In practice nuclear power stations get built somewhere with abundant cheap water, far from population centres yet easily connected to the grid. England has more places to put a Nuke than say, a Hydro dam, but they are not, as you've suggested, "geographically independent", unlike say solar PV which doesn't even stop you grazing animals on the land or parking vehicles or whatever else you might want to do.
What you're describing is substantially different than, say, attempting to build a dam in a flat place with no rivers.
"It can function here, but people choose not to" is a very different kind of geographic restrictions than "it is physically impossible for it to work here"
Nuclear power is definitely more geographically independent than solar. There's easily a factor of 3 or 4 difference in output between a solar panel in Australia vs Northern Europe: https://www.altestore.com/pages/solar-insolation-map-for-the...
The only thing a nuclear plant - any thermal plant for that matter - requires is cooling. But that doesn't need to be freshwater.
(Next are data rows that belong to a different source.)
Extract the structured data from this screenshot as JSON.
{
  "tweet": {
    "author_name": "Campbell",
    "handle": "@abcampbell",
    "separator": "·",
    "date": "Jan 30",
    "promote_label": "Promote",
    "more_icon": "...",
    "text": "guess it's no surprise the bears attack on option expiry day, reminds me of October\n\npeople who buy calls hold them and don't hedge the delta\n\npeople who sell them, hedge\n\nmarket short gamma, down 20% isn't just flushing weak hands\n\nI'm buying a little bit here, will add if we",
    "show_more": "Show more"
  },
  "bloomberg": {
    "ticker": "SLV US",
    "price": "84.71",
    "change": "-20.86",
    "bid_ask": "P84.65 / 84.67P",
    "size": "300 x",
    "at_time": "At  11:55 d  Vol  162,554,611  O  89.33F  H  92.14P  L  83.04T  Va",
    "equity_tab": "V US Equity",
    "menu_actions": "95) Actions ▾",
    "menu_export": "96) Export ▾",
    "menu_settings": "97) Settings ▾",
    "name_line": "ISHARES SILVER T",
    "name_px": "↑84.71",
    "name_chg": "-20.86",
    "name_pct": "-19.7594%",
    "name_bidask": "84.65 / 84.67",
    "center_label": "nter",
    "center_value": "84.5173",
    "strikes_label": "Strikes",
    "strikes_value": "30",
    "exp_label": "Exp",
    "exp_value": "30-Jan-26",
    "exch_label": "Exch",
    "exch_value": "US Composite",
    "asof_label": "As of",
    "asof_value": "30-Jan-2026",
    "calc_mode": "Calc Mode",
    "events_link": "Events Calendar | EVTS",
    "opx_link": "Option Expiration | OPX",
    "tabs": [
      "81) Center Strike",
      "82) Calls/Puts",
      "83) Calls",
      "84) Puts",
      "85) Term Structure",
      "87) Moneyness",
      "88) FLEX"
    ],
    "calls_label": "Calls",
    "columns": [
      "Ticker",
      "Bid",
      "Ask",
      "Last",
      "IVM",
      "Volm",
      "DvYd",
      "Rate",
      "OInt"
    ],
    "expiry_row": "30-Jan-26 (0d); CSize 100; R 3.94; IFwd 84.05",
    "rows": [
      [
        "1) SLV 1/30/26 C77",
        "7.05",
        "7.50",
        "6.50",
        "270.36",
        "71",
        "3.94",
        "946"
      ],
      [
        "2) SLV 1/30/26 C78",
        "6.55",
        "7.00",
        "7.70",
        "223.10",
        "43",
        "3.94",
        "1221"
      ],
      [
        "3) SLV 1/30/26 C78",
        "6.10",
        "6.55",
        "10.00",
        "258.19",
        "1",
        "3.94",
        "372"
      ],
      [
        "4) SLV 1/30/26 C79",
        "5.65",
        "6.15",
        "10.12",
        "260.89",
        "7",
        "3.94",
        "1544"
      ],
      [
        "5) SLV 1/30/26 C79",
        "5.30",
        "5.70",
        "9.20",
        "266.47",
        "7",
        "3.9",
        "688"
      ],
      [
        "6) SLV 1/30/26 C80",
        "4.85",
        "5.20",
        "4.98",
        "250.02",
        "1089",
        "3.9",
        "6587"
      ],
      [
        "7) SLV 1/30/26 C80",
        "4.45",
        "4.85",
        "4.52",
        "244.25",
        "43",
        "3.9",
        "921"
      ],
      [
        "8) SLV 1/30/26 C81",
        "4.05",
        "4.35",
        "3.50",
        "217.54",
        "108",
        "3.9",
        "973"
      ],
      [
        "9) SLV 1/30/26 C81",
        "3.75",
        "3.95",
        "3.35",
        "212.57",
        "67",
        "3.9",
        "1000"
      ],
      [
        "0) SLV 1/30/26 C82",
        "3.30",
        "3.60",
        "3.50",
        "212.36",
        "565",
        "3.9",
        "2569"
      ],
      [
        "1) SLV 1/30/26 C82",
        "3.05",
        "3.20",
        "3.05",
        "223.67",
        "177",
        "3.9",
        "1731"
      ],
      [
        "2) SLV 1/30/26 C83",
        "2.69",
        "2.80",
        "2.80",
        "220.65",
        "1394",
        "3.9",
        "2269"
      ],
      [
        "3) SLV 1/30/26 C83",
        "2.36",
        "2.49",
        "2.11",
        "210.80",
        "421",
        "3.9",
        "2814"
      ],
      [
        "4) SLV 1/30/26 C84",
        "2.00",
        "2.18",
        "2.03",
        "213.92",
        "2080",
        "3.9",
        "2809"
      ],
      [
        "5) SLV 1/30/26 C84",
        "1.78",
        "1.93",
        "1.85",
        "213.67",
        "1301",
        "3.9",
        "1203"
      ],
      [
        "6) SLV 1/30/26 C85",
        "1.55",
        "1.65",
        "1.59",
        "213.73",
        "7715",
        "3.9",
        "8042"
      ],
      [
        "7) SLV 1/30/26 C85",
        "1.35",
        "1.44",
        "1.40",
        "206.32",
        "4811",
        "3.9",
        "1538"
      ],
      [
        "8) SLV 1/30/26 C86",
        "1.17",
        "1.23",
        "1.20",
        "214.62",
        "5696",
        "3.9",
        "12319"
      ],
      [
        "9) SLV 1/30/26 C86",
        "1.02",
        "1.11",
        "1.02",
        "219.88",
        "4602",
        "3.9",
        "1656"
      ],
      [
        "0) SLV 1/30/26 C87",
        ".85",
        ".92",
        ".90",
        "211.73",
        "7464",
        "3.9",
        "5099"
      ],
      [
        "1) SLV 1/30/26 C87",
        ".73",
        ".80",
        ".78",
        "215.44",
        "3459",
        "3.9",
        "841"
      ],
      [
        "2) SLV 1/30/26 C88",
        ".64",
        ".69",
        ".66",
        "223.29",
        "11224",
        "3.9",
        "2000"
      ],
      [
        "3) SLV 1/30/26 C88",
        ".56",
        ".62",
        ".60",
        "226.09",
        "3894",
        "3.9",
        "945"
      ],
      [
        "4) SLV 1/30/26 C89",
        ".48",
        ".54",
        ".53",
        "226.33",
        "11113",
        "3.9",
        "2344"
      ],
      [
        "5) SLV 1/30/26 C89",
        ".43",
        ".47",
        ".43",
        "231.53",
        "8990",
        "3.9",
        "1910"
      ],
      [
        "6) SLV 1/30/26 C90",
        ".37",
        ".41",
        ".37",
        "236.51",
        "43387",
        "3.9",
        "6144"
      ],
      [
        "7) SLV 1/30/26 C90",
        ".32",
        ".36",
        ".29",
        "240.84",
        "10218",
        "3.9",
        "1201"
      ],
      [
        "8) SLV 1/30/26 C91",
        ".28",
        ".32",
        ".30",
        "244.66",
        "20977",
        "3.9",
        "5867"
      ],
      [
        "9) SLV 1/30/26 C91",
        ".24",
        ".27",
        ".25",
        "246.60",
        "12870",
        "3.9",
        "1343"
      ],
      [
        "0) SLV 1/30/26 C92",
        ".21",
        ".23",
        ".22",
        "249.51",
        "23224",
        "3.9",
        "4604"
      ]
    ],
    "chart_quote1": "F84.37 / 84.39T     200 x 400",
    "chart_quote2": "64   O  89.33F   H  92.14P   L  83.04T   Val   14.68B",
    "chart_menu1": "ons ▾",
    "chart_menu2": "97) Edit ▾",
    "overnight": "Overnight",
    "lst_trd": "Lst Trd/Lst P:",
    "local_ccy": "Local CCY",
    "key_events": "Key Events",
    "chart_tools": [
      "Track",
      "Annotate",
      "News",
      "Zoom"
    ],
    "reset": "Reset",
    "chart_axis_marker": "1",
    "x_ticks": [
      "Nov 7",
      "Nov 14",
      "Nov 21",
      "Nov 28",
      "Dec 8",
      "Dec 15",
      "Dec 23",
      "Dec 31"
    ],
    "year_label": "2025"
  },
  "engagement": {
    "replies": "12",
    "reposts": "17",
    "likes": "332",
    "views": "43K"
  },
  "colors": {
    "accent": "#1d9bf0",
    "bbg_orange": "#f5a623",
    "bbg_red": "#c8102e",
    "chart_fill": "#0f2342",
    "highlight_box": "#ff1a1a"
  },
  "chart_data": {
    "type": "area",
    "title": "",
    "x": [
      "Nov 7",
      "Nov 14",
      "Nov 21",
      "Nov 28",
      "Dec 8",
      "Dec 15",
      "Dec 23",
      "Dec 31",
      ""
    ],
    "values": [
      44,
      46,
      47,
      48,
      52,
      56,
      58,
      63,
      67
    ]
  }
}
It can be seawater or waste-water, like the Palo Verde plant.
> There's easily a factor of 3 or 4 difference in output between a solar panel in Australia vs Northern Europe
That only really matters if there is some constraint preventing you from building a proportionally larger array at the northern latitudes.
No, you cannot just build a larger array.
That map doesn't effectively capture the intermittency of solar energy in different climates. In Britain the country gets less than 8 hours of energy during peak winter. It also often goes with overcast skies for extended periods of time. A bigger array does not solve these extended periods of non-production.
I do not think anyone is suggesting a pure solar solution.
Your reply to me quite explicitly suggested that countries in far northern latitudes just build a proportionally larger array:
> That only really matters if there is some constraint preventing you from building a proportionally larger array at the northern latitudes.